O primeiro mapa mundial do tráfego de grandes navios e de infraestruturas offshore lança luz sobre o número desconhecido de “frotas de pesca obscuras”, a maioria, ilegal.
Um estudo inédito que combina dados do satélite Copernicus Sentinel-1 e Inteligência Artificial mostra uma realidade surpreendente sobre a pesca mundial: cerca de 75% dos navios de pesca industrial não são detetados pelos sistemas públicos de monitorização.
Nem todos os barcos são legalmente obrigados a transmitir a sua posição, mas os navios não incluídos nos sistemas públicos de monitorização, denominados “frotas obscuras”, representam um desafio para a proteção e gestão dos recursos naturais.
O estudo, publicado no início do mês na revista Nature, foi liderado pela Global Fishing Watch – uma organização que procura promover a boa governação dos oceanos através de uma maior transparência da atividade humana no mar.
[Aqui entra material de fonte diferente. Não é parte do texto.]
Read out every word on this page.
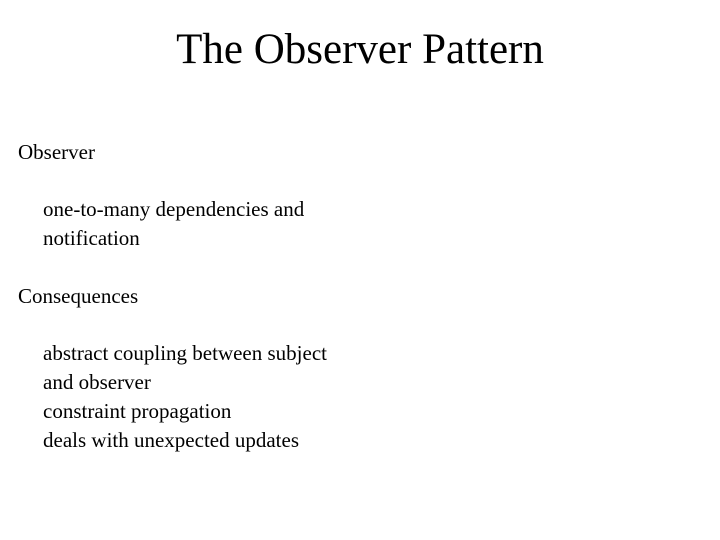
The Observer Pattern
Observer
one-to-many dependencies and
notification
Consequences
abstract coupling between subject
and observer
constraint propagation
deals with unexpected updates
O mapa mostra embarcações individuais detetadas pelo Sentinel-1 no período entre 2017–2021 e abrangeu águas costeiras em seis continentes, onde se concentra a grande maioria das infraestruturas pesqueiras e offshore.
Azul representa posições conhecidas de embarcações, a laranja as embarcações sem correspondência no sistema de monitorização.
Com os dados de radar de cinco anos da missão Copernicus Sentinel-1 e alguns dados óticos da missão Copernicus Sentinel-2 juntamente com informações de GPS, os investigadores da Global Fishing Watch conseguiram:
- identificar numerosos navios de pesca obscuros dentro de muitas áreas marinhas protegidas.
- Detetaram uma elevada concentração de navios nas águas de muitos países que, nos seus sistemas de monitorização públicos, mostravam pouca ou nenhuma atividade.
- 75% dos navios de pesca industrial do mundo não são monitorizados publicamente, sendo que grande parte dessa pesca ocorre em torno de África e do Sul da Ásia
- Verificou-se também que mais de 25% da atividade dos navios de transporte e energia também estava ausente dos sistemas de rastreio.
A emergência de uma “nova era industrial”
“Uma nova revolução industrial tem surgido nos nossos mares sem ser detetada – até agora”, disse David Kroodsma, diretor de investigação e inovação da Global Fishing Watch e co-autor principal do estudo.
Em terra, temos mapas detalhados de quase todas as estradas e edifícios do planeta. Pelo contrário, nos oceanos o crescimento tem sido ocultado da vista do público. “Este estudo ajuda a eliminar os ‘ângulos mortos’ e a lançar luz sobre a dimensão e intensidade da atividade humana no mar”.
Os dados e a tecnologia utilizados no estudo estarão disponíveis gratuitamente, para uma nova era na gestão e transparência dos oceanos, disse Kroodsma, sublinhando que também ajudará nos estudos sobre as emissões de gases com efeito de estufa no mar e nos problemas provocados pela poluição, como derrames de petróleo, nos habitats marinhos.
O estudo também analisou infraestruturas offshore, como turbinas eólicas e plataformas petrolíferas.
Durante o período do estudo, 2017-2021, as estruturas petrolíferas aumentaram 16% e as turbinas eólicas mais que duplicaram.
Em 2021, as turbinas superavam as plataformas de petróleo. A energia eólica offshore da China teve o crescimento mais impressionante, aumentando nove vezes entre 2017 e 2021.
Isto é importante para ajudar a compreender os impactos e tendências do desenvolvimento.
O radar que consegue penetrar nas nuvens e “ver” no escuro
Para o gestor da Missão Copernicus Sentinel-1 da ESA, Nuno Miranda, o papel desempenhado pelo satélite europeu foi preponderante nestes resultados surpreendentes.
“Estamos surpreendidos com os resultados do estudo, não creio que alguém esperasse que 75% dos navios no mar não transmitissem as suas posições”, afirmou.
Para este responsável, “a missão demonstra como a capacidade de imagem do radar para todas as condições climáticas, diurnas e noturnas, combinada com as observações sistemáticas e globais, permitem uma maior compreensão da escala do impacto dos humanos no meio ambiente e nos recursos naturais.”